Hujan gerimis Melbourne di penghujung 2024 lalu tak menghalangi mas Dab dan teman-temannya berkumpul di student lounge School of Graduate Studies, University of Melbourne. Di tengah aroma kopi dari mesin otomatis dan sisa pizza yang mulai mendingin, diskusi tentang politik Indonesia mengalir.
"Gue masih gak habis pikir," ujar Rara, mahasiswa S3 yang meneliti tentang dinasti politik di Asia Tenggara. "Dari 514 kabupaten/kota di Indonesia, hampir 150 dipimpin oleh kerabat politisi. Ini rekor baru dalam sejarah demokrasi kita."
Mas Dab mencecap kopinya. Dia teringat bagaimana di kampung halamannya, bupati baru adalah anak bupati lama. "Yang bikin miris," tambahnya, "bukan cuma di tingkat daerah. Di parlemen nasional juga sama. Anak-istri-sepupu politisi bertebaran."
"Tapi yang paling ekstrem ya pemilu 2024 kemarin," sambar Bayu, mahasiswa pertukaran dari UI. "Dari tiga kandidat presiden, dua di antaranya punya koneksi keluarga dengan presiden sebelumnya. Ini bukan demokrasi, ini oligarki berbungkus demokrasi."
Tono, yang sedang mengerjakan tesis tentang modal sosial dalam politik Indonesia, membuka laptopnya. "Nih, ada data menarik. Di Jawa Timur aja, ada 11 kabupaten yang dipimpin keluarga politisi. Belum termasuk DPRD-nya."
"Yang lucu," Rara menambahkan sambil mengunyah sisa pizza, "mereka selalu punya pembenaran sama: 'kan dipilih rakyat'. Padahal kita tahu semua, modalnya dari mana, jaringannya siapa."
"Sistem demokrasi kita memang cacat dari desainnya," ujar mas Dab. "Biaya politik tinggi, kontrol partai lemah, pengawasan dana kampanye setengah hati. Jadinya ya politik jadi lahan baru buat bisnis keluarga."
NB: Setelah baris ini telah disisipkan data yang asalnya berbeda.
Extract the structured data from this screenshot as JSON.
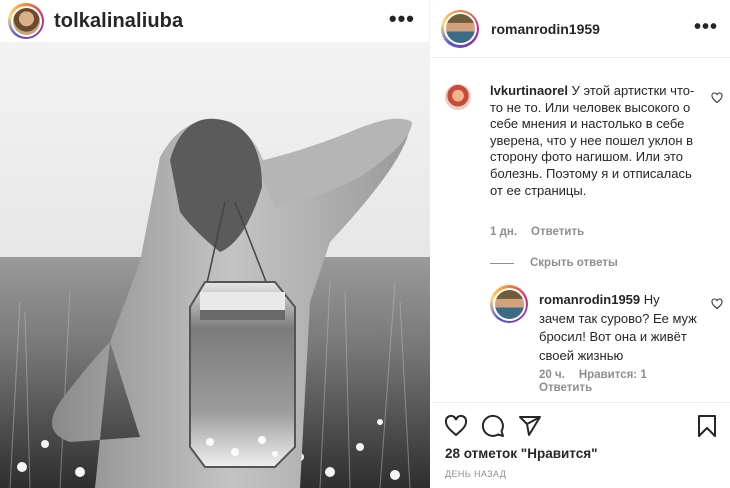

Di luar, langit Melbourne semakin gelap. Tapi diskusi malah semakin hangat ketika Lina, mahasiswa komunikasi politik, bergabung. "Kalian tahu nggak, di beberapa daerah, jabatan kepala dinas bahkan diwariskan? Bapaknya pensiun, anaknya yang gantiin."
"Itu belum seberapa," tambah Tono. "Ada daerah yang bupatinya, ketua DPRD-nya, sama kepala dinasnya masih sodara semua. Lengkap dah, eksekutif-legislatif-birokrasi dikuasai satu keluarga."
Mas Dab teringat diskusinya dengan profesor pembimbingnya minggu lalu. "Prof. Anderson bilang, ini fenomena unik Indonesia. Demokrasi prosedural Indonesia memang maju, tapi substansinya malah mundur ke era kerajaan."